Some people can make intricate artwork out of paperclips.
Others can to teach a semester long class, keeping the same dry erase marker.
Still others manage to store, file and utilize their filing cabinet all school year long without putting a file outside of alphabetical order. That one still amazes me.
But I am not without my corny talent.
I am a copier whisperer. In almost every position I have had, I have had this uncanny knack for unjamming, unplugging, re-toning, or just performing copier CPR. I really should have put this skill on my resume.
The college students in our office just look at me like I’ve sprouted wings and a halo. I won’t lie, it’s fun to be looked up to like that. Even if it’s just because of a weird talent I have.
A long time ago, one of our senior administrative assistants discovered my special talent. She would constantly battle with the copier to print out her copies. She swore the copier “was out to get her!” (accompanied with some dandy swear words that I hadn’t heard since my grandpa passed away!) I calmly walked over, started pressing levers, opening drawers, side rollers, etc. and managed to unjam it. This happened several times, and I just somehow became her copier hero. Yay! She would tell everyone in the office how wonderful I was, how I just had a knack for figuring out how to get the copier working again. So the people came unto me, and low, I helped them. Thus, the term “Copier Whisperer” was born.

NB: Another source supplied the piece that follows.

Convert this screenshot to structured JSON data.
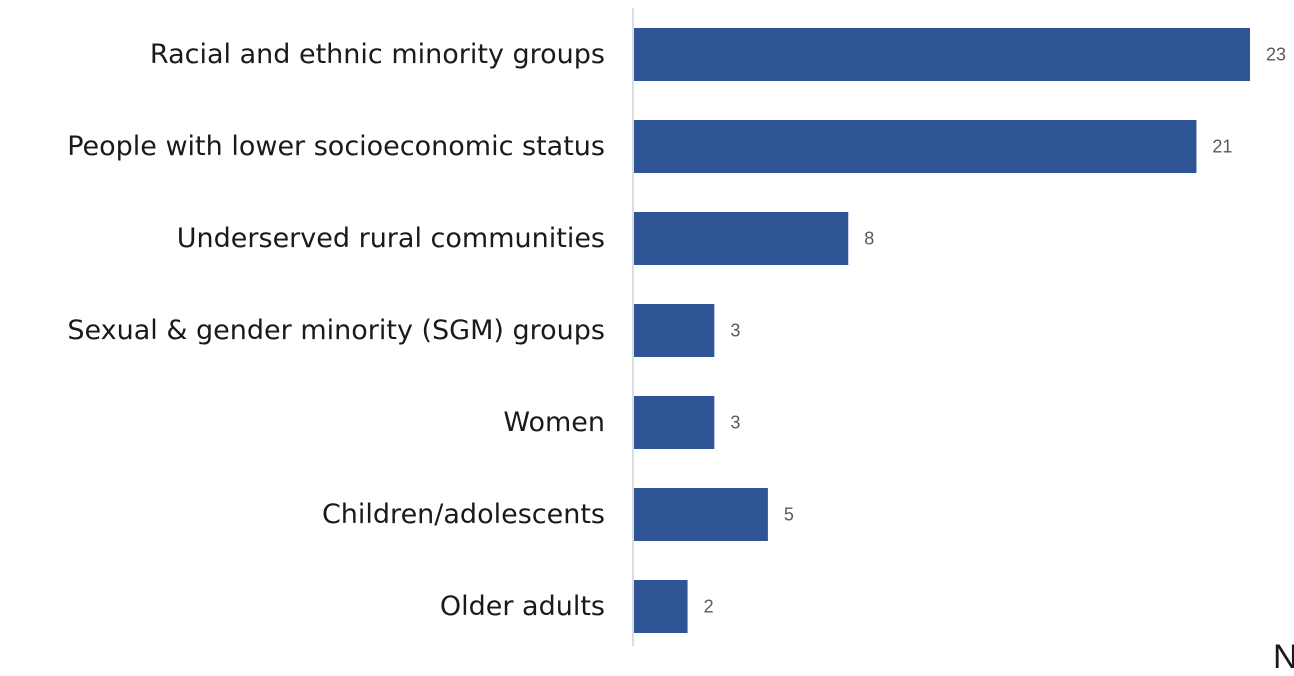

The downside of this hero status is that one is called to attend to a jammed copier at any given moment. Even if Copier Whisperer happens to be in the middle of a project. Or, when moving to a new office, the Copier Whisperer will inevitably be placed in the office right next to the irritable machine. But really, how many times is a person looked upon with such admiration and delight after one has managed to whack the toner cartridge into a working shade of black?
It’s often said that we (baby boomers, gen x’ers, and such) are immigrants to the world of technology and our children are native born. Natural adapters. That may be true of computers. And mobile phones. But give them a jammed copier, and they are mystified. So my legend lives on.